稲生は、空を仰いだ。雲間から微かに月が覗いている。
(……それでも、俺がこの道を進むのは)
心の奥で、問い続ける自分がいた。斎の非道なまでの策。
それに自分が加担しているという現実。
──だが、あの夜の言葉を、稲生は忘れてはいなかった。
『ここを突破されれば、策全体が崩れる。だが、だからこそ……任せられるのはお前しかいない』
『お前の剣と、信念を……俺は信じている。ここを、頼む』
それは、命令ではなかった。ただの“託し”だった。
(ならば俺は……その信に、応えねばならん)
そう言い聞かせるように、稲生は拳を握りしめた。
※ ※ ※
夜。
神代院の外れに設けられた葛城軍の幕舎には、深く冷たい静けさが漂っていた。
火鉢の火が、かすかに赤く灯っている。その前に、葛城斎と稲生彰人がいた。
斎は小さな文机に向かい、筆を走らせていた。
次なる布陣と進軍の草案
──その文書の紙面は、相変わらず、誰の目にも読み取りにくい歪な文字で満たされていた。
筆の先がわずかに震えている。
それに気づきながらも、斎は書き続けた。
(……策は成功した。だが、犠牲は消えぬ。

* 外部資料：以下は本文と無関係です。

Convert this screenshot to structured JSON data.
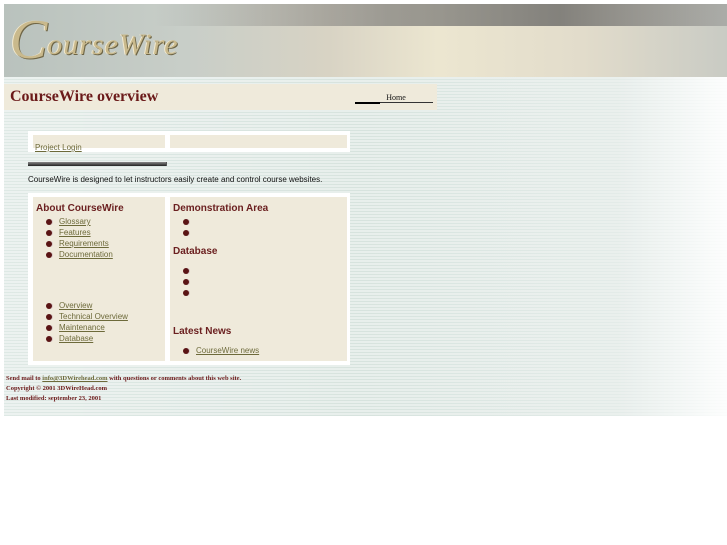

声なき者の嘆きは、きっとこの先も俺を追う)
(それでも──進む)
心の底に沈む何かを押し殺すように、斎は最後の一筆を記し、筆を置いた。
「……殿」
稲生が、口を開いた。
「……敵兵の遺体、埋葬の許可を。信仰がどうあれ、死してなお放置するのは、武士として……」
斎は目を閉じ、頷いた。
「任せる」
短い言葉だったが、その声には確かに感情の波があった。
「……犠牲は最小で済んだ。策は、成功だ」
自らに言い聞かせるように、斎が呟く。
稲生は黙ったまま、斎の横顔を見つめていた。
いつもの冷徹さ。だが、その瞳の奥には、沈黙の叫びがあった。
「……あの祈りの鐘、今も耳に残っています」
稲生の言葉に、斎はわずかに目を細めた。
「耳を塞いでも、胸の奥で鳴っている。
……だが、聞こえるのは鐘か、それとも……己の弱さか」
火鉢の火が、ぱちりと弾けた。
「殿は……お迷いですか」
稲生の問いに、斎は答えなかった。
ただ、火の揺らぎを見つめながら、ひとつ、深く息を吐いた。
「……だとしても、俺が歩むしかない。この手で掴み取るしかない。太平も、秩序も……」
その声に、稲生は何も言えなかった。
葛藤は、斎にも、稲生にも確かにあった。
だがその夜、ふたりの間にあったのは
──かつてのような、わずかな“信”だった。